Exelon Corp. filed an appeal asking the Maryland Department of the Environment to reconsider its decision in late April requiring the company to pay up to $172 million annually to reduce nutrient and sediment pollution flowing past the dam and to make other changes in the dam’s operation to improve fish habitat and water quality in the lower Susquehanna River and Upper Chesapeake Bay.
The Chicago-based energy company simultaneously filed suit challenging the MDE decision in U.S. District Court for the District of Columbia and the Maryland Circuit Court of Baltimore City. Exelon said it went to court at the same time it asked the MDE to reconsider its decision because of the “seriousness of the issues at hand.”
“The dam itself does not produce any pollution,” Exelon said in a statement issued Friday. “Rather, the science clearly shows that the pollutants that travel down the Susquehanna River, from New York and Pennsylvania, are the source of the nutrients and sediments that flow into the Bay.”

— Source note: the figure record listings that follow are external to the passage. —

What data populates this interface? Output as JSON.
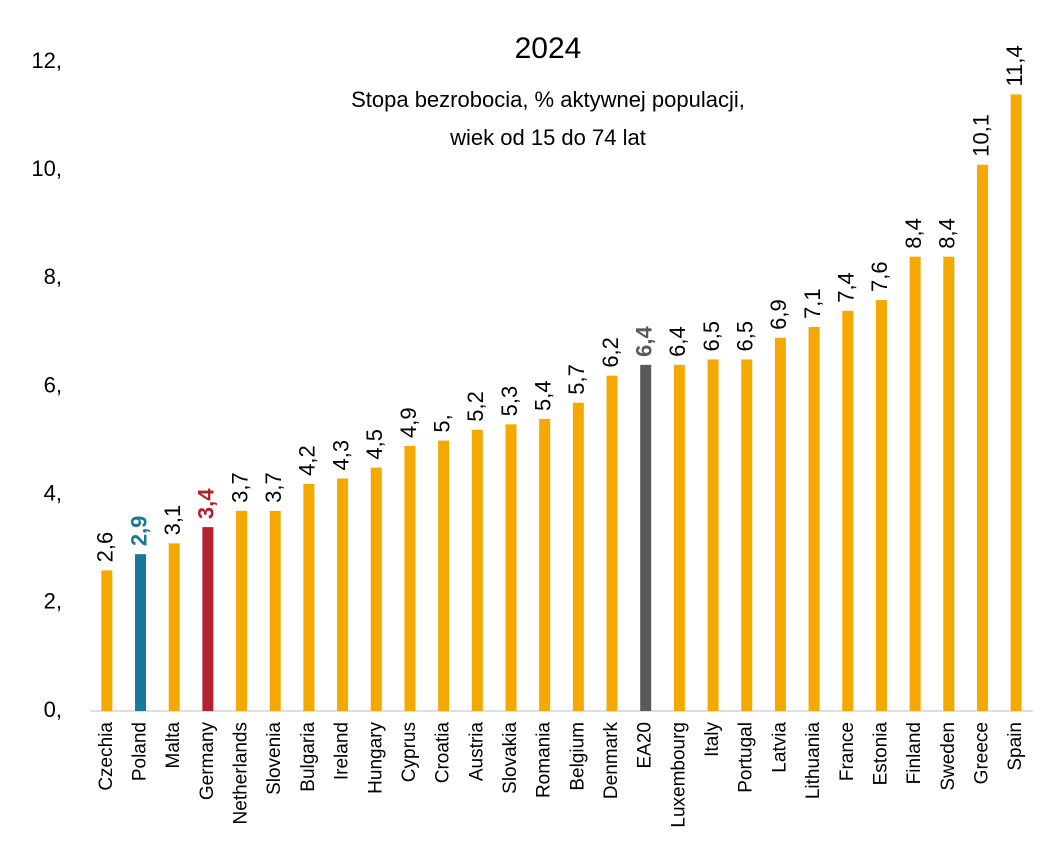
{
  "chart_data": {
    "type": "bar",
    "title": "2024",
    "subtitle": [
      "Stopa bezrobocia, % aktywnej populacji,",
      "wiek od 15 do 74 lat"
    ],
    "categories": [
      "Czechia",
      "Poland",
      "Malta",
      "Germany",
      "Netherlands",
      "Slovenia",
      "Bulgaria",
      "Ireland",
      "Hungary",
      "Cyprus",
      "Croatia",
      "Austria",
      "Slovakia",
      "Romania",
      "Belgium",
      "Denmark",
      "EA20",
      "Luxembourg",
      "Italy",
      "Portugal",
      "Latvia",
      "Lithuania",
      "France",
      "Estonia",
      "Finland",
      "Sweden",
      "Greece",
      "Spain"
    ],
    "values": [
      2.6,
      2.9,
      3.1,
      3.4,
      3.7,
      3.7,
      4.2,
      4.3,
      4.5,
      4.9,
      5,
      5.2,
      5.3,
      5.4,
      5.7,
      6.2,
      6.4,
      6.4,
      6.5,
      6.5,
      6.9,
      7.1,
      7.4,
      7.6,
      8.4,
      8.4,
      10.1,
      11.4
    ],
    "value_labels": [
      "2,6",
      "2,9",
      "3,1",
      "3,4",
      "3,7",
      "3,7",
      "4,2",
      "4,3",
      "4,5",
      "4,9",
      "5,",
      "5,2",
      "5,3",
      "5,4",
      "5,7",
      "6,2",
      "6,4",
      "6,4",
      "6,5",
      "6,5",
      "6,9",
      "7,1",
      "7,4",
      "7,6",
      "8,4",
      "8,4",
      "10,1",
      "11,4"
    ],
    "color": "#f5a800",
    "colors": [
      "#f5a800",
      "#16799a",
      "#f5a800",
      "#b3202f",
      "#f5a800",
      "#f5a800",
      "#f5a800",
      "#f5a800",
      "#f5a800",
      "#f5a800",
      "#f5a800",
      "#f5a800",
      "#f5a800",
      "#f5a800",
      "#f5a800",
      "#f5a800",
      "#595959",
      "#f5a800",
      "#f5a800",
      "#f5a800",
      "#f5a800",
      "#f5a800",
      "#f5a800",
      "#f5a800",
      "#f5a800",
      "#f5a800",
      "#f5a800",
      "#f5a800"
    ],
    "ylim": [
      0,
      12
    ],
    "yticks": [
      {
        "value": 0,
        "label": "0,"
      },
      {
        "value": 2,
        "label": "2,"
      },
      {
        "value": 4,
        "label": "4,"
      },
      {
        "value": 6,
        "label": "6,"
      },
      {
        "value": 8,
        "label": "8,"
      },
      {
        "value": 10,
        "label": "10,"
      },
      {
        "value": 12,
        "label": "12,"
      }
    ],
    "grid": false
  }
}
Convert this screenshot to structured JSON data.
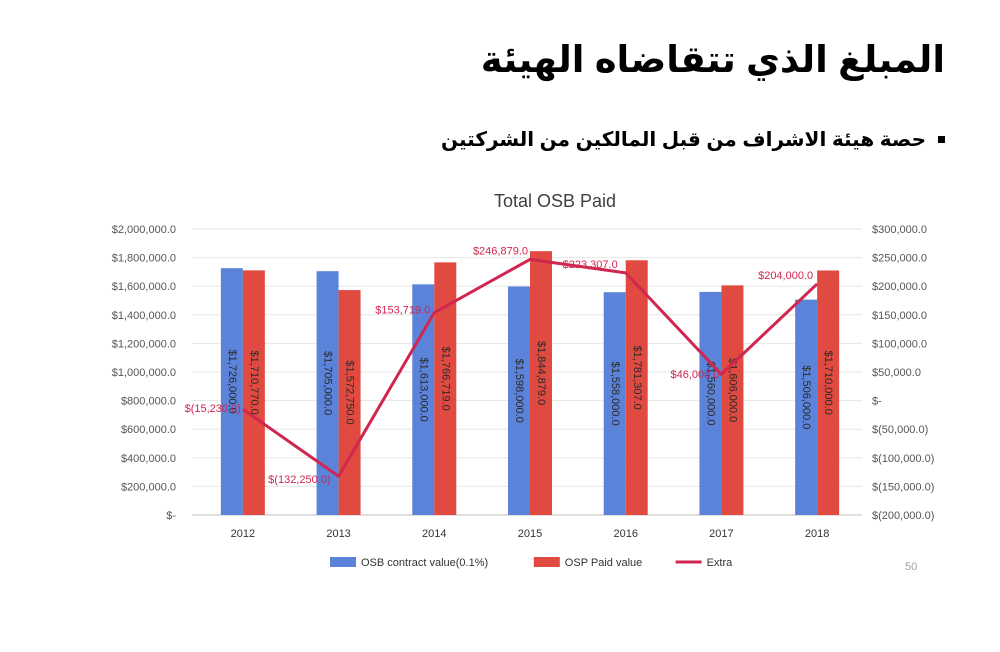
{
  "slide": {
    "title": "المبلغ الذي تتقاضاه الهيئة",
    "bullet": "حصة هيئة الاشراف من قبل المالكين من الشركتين",
    "page_number": "50"
  },
  "chart_data": {
    "type": "bar",
    "title": "Total OSB Paid",
    "categories": [
      "2012",
      "2013",
      "2014",
      "2015",
      "2016",
      "2017",
      "2018"
    ],
    "series": [
      {
        "name": "OSB contract value(0.1%)",
        "type": "bar",
        "axis": "left",
        "color": "#5b83d9",
        "values": [
          1726000,
          1705000,
          1613000,
          1598000,
          1558000,
          1560000,
          1506000
        ],
        "labels": [
          "$1,726,000.0",
          "$1,705,000.0",
          "$1,613,000.0",
          "$1,598,000.0",
          "$1,558,000.0",
          "$1,560,000.0",
          "$1,506,000.0"
        ]
      },
      {
        "name": "OSP Paid value",
        "type": "bar",
        "axis": "left",
        "color": "#e04a41",
        "values": [
          1710770,
          1572750,
          1766719,
          1844879,
          1781307,
          1606000,
          1710000
        ],
        "labels": [
          "$1,710,770.0",
          "$1,572,750.0",
          "$1,766,719.0",
          "$1,844,879.0",
          "$1,781,307.0",
          "$1,606,000.0",
          "$1,710,000.0"
        ]
      },
      {
        "name": "Extra",
        "type": "line",
        "axis": "right",
        "color": "#d0264f",
        "values": [
          -15230,
          -132250,
          153719,
          246879,
          223307,
          46000,
          204000
        ],
        "labels": [
          "$(15,230.0)",
          "$(132,250.0)",
          "$153,719.0",
          "$246,879.0",
          "$223,307.0",
          "$46,000.0",
          "$204,000.0"
        ]
      }
    ],
    "y_left": {
      "min": 0,
      "max": 2000000,
      "ticks": [
        2000000,
        1800000,
        1600000,
        1400000,
        1200000,
        1000000,
        800000,
        600000,
        400000,
        200000,
        0
      ],
      "tick_labels": [
        "$2,000,000.0",
        "$1,800,000.0",
        "$1,600,000.0",
        "$1,400,000.0",
        "$1,200,000.0",
        "$1,000,000.0",
        "$800,000.0",
        "$600,000.0",
        "$400,000.0",
        "$200,000.0",
        "$-"
      ]
    },
    "y_right": {
      "min": -200000,
      "max": 300000,
      "ticks": [
        300000,
        250000,
        200000,
        150000,
        100000,
        50000,
        0,
        -50000,
        -100000,
        -150000,
        -200000
      ],
      "tick_labels": [
        "$300,000.0",
        "$250,000.0",
        "$200,000.0",
        "$150,000.0",
        "$100,000.0",
        "$50,000.0",
        "$-",
        "$(50,000.0)",
        "$(100,000.0)",
        "$(150,000.0)",
        "$(200,000.0)"
      ]
    },
    "grid": true,
    "legend": "bottom"
  }
}
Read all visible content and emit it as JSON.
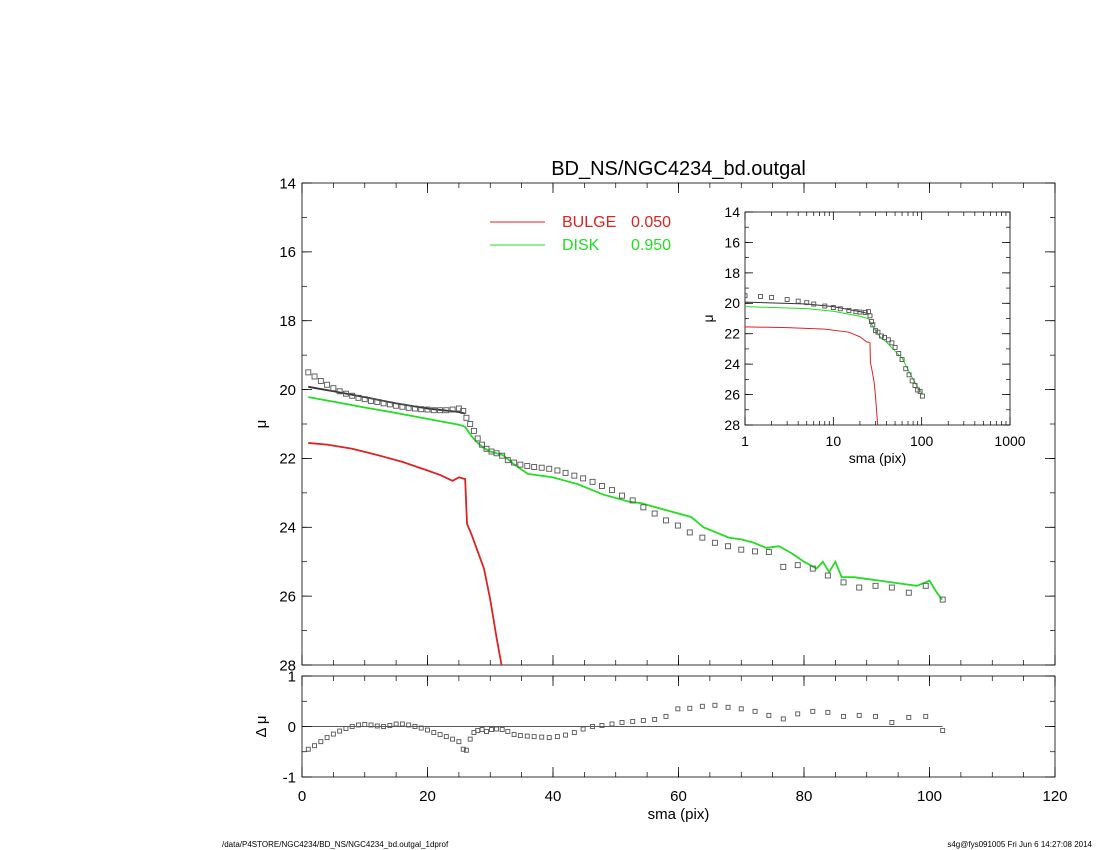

If they did anything, Exelon bought an asset which had protected the Chesapeake Bay from some of the pollution coming down the Susquehanna River from Pennsylvania and New York for 80 years, but is no longer able to do so. The Bay community had ample warning of this happening; at my first scientific meeting in the Bay area back in 1985 or so, the head of the EPA Bay program warned that the greatest threat facing the Bay was the filling of the pool behind Conowingo Dam with sediment, which would end it's ability to retain pollution. Well, thirty years later, here we are.